UK city leaders meet Barnier to talk Brexit

22 Feb 18

Leaders from some of the UK’s largest cities met with Michel Barnier this week to make a case for their cities’ interests in the Brexit negotiations.

Core Cities UK, which represents the largest industrial areas outside of London, attended a joint meeting with Eurocities who bring together 140 of Europe’s largest cities, to highlight the interests of local authorities in Brexit discussions.

The groups met with Barnier, the EU’s chief negotiator, and Guy Verhofstadt, the European Parliament’s Brexit co-ordinator, at the European Commission’s Headquarters on 19 February.

Judith Blake, chair of Core Cities UK and leader of Leeds City Council, said: “Our joint meeting is to promote the interests of our local communities, businesses and institutions in future links with other European cities.

“Growth from the Core Cities will play a critical role to the success of the UK’s post-Brexit economy.

“If all of our places performed just at the national economic average, it would put an additional £70-£90bn into the economy every year.”

Core Cities UK noted that their member areas are home to 20 million people and generate 25% of the British economy.

The organisation has also calculated that exports from Core Cities amounted to more than £72bn in 2016, of which 48% went to the EU.

Blake said: “International evidence suggests that the most productive cities have the most power over spending on local priorities.

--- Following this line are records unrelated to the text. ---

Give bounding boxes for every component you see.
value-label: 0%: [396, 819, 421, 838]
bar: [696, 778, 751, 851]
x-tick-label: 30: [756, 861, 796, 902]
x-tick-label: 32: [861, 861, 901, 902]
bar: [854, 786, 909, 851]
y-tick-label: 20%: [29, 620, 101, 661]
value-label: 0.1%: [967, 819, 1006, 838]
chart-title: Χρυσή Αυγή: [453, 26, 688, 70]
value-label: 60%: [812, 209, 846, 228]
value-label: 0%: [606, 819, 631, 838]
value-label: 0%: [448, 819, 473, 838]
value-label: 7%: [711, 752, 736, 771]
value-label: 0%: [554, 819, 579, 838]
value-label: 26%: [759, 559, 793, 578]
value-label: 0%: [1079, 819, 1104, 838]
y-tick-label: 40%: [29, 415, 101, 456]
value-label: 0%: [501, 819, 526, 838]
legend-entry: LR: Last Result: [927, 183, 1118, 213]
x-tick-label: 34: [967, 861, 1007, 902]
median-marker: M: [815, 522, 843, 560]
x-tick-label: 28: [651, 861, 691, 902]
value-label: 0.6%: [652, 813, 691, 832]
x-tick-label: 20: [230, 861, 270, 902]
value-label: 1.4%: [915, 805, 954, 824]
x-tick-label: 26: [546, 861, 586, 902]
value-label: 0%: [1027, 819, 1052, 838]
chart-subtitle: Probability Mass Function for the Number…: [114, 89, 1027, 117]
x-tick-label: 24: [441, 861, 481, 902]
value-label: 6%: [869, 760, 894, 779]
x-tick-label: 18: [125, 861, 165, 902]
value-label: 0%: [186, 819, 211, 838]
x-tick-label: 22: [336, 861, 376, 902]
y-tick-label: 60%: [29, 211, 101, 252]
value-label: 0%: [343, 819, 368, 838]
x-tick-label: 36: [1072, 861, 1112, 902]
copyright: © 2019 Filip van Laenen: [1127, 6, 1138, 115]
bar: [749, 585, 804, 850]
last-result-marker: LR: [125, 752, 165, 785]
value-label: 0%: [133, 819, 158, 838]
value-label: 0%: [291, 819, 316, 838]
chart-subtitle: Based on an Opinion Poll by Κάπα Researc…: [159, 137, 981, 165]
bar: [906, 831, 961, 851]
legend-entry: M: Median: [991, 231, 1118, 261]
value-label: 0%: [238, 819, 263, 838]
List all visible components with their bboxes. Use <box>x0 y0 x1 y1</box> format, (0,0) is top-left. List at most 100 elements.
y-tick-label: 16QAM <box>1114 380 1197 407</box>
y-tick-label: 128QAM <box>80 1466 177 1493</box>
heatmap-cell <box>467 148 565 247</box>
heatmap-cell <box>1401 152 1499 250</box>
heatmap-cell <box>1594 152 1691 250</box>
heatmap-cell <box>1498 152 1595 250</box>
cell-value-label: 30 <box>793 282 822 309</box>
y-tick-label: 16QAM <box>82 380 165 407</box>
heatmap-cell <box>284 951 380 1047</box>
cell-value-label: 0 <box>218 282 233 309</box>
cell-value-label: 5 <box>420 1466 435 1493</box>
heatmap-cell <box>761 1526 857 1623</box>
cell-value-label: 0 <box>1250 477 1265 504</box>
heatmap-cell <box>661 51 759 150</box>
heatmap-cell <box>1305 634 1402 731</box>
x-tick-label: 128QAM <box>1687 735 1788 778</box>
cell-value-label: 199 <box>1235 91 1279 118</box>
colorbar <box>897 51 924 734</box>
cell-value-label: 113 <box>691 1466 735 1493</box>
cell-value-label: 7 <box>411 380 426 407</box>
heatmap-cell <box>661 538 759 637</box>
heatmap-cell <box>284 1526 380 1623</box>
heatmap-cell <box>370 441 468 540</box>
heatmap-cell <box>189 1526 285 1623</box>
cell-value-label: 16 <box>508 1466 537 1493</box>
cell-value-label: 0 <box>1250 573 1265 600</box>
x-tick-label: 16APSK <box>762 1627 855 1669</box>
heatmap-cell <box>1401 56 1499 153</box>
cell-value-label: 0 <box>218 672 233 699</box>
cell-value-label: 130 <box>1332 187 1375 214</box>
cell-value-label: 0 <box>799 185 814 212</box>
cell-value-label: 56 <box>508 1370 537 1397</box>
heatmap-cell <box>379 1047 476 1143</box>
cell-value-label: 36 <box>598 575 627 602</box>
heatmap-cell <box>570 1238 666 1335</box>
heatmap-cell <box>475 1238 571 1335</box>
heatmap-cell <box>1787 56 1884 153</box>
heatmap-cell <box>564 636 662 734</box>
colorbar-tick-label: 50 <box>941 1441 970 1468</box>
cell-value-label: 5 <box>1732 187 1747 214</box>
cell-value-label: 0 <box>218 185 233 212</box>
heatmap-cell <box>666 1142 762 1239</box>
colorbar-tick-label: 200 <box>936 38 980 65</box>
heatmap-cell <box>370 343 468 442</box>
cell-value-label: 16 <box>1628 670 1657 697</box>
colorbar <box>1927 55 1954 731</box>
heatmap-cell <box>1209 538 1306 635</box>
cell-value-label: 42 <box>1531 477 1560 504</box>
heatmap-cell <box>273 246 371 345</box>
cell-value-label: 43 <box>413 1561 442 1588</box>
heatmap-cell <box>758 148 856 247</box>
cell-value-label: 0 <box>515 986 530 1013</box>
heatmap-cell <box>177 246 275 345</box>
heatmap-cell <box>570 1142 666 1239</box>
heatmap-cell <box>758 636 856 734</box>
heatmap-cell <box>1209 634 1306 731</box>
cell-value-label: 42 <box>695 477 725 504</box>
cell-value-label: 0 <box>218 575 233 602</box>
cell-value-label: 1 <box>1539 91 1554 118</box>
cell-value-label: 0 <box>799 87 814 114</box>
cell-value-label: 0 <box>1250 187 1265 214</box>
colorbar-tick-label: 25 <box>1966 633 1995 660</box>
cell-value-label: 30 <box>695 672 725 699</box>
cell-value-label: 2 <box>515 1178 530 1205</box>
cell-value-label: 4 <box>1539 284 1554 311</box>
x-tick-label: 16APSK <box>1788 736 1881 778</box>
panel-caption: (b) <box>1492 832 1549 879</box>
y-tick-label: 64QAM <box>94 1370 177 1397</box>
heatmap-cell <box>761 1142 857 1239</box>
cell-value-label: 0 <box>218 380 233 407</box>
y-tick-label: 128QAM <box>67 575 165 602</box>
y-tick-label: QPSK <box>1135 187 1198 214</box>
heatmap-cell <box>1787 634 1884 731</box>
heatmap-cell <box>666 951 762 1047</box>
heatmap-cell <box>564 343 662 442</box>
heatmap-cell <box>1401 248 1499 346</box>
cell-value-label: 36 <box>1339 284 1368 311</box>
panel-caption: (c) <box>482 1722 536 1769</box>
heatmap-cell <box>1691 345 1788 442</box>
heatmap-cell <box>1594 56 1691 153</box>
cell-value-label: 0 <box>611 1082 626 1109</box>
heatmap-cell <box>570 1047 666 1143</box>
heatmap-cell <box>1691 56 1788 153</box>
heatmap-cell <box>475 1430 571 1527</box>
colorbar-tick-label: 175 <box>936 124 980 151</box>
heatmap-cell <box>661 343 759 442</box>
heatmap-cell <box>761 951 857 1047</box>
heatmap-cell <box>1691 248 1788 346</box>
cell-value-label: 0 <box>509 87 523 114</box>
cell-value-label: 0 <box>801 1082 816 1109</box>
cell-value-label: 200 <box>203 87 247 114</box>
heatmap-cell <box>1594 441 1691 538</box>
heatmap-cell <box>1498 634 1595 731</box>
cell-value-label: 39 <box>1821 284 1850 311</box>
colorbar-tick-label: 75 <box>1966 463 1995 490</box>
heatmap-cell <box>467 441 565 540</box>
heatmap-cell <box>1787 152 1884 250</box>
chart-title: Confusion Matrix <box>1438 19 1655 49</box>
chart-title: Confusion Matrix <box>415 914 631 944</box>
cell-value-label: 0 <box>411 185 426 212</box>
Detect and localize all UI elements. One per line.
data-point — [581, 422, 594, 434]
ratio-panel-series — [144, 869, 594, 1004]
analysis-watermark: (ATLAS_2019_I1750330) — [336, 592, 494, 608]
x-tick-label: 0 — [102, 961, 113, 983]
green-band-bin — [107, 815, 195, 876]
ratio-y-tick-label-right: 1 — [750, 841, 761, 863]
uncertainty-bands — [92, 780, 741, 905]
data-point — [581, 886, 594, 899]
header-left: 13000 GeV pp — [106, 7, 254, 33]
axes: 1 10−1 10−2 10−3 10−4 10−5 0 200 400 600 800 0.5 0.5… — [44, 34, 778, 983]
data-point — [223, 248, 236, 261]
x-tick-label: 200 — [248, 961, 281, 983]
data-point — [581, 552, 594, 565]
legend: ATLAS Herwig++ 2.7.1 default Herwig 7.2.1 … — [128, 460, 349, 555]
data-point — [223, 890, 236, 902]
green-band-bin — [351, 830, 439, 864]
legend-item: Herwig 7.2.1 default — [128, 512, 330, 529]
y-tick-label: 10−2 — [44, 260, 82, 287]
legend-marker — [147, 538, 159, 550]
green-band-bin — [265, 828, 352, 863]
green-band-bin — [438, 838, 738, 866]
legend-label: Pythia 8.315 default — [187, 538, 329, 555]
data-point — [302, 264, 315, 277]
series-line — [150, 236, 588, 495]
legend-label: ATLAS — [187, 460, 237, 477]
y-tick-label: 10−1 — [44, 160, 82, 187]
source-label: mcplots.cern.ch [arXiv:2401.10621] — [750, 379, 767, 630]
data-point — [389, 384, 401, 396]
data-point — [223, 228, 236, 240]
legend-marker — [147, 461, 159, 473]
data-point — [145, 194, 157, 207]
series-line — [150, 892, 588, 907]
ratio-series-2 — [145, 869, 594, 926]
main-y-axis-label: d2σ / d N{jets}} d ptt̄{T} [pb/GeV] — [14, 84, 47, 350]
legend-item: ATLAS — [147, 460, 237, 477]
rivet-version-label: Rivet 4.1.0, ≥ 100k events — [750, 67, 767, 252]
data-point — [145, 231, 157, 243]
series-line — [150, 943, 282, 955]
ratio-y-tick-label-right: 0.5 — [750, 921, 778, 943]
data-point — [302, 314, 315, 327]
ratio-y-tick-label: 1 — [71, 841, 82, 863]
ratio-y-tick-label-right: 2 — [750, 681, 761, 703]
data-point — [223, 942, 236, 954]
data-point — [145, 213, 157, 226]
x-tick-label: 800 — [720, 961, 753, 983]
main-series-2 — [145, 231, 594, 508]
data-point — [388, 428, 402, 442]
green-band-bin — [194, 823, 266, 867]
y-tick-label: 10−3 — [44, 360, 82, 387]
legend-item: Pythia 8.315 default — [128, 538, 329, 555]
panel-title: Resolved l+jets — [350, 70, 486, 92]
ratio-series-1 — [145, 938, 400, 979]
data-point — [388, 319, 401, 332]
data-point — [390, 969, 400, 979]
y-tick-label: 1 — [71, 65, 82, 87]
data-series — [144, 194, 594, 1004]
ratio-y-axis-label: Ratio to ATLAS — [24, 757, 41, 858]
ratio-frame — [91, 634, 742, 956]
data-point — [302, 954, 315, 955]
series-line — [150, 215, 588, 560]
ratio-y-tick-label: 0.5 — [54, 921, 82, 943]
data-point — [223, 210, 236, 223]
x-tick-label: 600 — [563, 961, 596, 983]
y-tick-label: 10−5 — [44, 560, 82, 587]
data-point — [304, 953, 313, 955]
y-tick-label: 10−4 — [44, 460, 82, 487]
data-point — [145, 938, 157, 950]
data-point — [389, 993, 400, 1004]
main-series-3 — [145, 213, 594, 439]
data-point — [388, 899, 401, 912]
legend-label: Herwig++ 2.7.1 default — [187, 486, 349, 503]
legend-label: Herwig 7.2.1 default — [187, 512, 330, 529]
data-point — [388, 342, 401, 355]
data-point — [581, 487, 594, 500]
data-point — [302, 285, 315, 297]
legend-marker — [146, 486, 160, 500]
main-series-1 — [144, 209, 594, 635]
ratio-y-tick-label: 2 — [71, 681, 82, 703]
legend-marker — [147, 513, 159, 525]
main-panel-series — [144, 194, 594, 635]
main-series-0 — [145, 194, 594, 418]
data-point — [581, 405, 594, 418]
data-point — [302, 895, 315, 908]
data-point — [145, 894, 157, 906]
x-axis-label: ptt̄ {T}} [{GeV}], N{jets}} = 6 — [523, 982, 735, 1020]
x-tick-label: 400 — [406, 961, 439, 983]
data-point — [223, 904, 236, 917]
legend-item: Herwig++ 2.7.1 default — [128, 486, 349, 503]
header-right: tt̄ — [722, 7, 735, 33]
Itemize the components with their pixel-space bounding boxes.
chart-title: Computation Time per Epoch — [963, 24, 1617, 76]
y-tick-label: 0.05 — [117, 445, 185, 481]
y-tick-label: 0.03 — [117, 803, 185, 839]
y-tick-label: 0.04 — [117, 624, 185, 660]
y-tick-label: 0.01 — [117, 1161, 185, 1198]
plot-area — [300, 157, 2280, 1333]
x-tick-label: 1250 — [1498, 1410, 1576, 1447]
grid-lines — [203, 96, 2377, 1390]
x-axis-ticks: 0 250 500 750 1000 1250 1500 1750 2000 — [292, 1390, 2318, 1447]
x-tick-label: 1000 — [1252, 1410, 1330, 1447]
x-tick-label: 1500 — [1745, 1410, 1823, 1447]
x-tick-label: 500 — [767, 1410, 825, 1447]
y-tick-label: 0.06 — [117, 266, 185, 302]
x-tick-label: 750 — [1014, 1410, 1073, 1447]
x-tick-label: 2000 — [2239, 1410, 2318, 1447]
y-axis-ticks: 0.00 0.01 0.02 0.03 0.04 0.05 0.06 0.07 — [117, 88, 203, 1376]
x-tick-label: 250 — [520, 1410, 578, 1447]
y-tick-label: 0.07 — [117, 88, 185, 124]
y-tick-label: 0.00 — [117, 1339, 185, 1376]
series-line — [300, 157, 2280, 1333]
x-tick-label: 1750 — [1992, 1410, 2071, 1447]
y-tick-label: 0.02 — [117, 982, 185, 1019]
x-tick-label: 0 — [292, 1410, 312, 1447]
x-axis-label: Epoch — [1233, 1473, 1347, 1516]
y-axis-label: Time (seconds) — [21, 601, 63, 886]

“Our message to the government is to deliver a domestic reform agenda that allows cities to take back control on issues such as skills and local economic development.”

Bristol Mayor Marvin Rees, who attended the meeting, highlighted Mr Barnier's committment to maintaining exisitng relationships with UK cities. 

He said: “Mr Barnier listened to our views as city leaders and said he is determined to find frameworks for future relations and that the challenges we face are better tackled together.

“And although he made it clear that his negotiations need to take place within a Westminster context, we hope that greater access to and traction with government will be a key outcome of the visit.”

A Department for Exiting the European Union spokesperson said: “We are seeking an unprecedented, comprehensive and ambitious economic partnership – one that works for all parts of the UK.”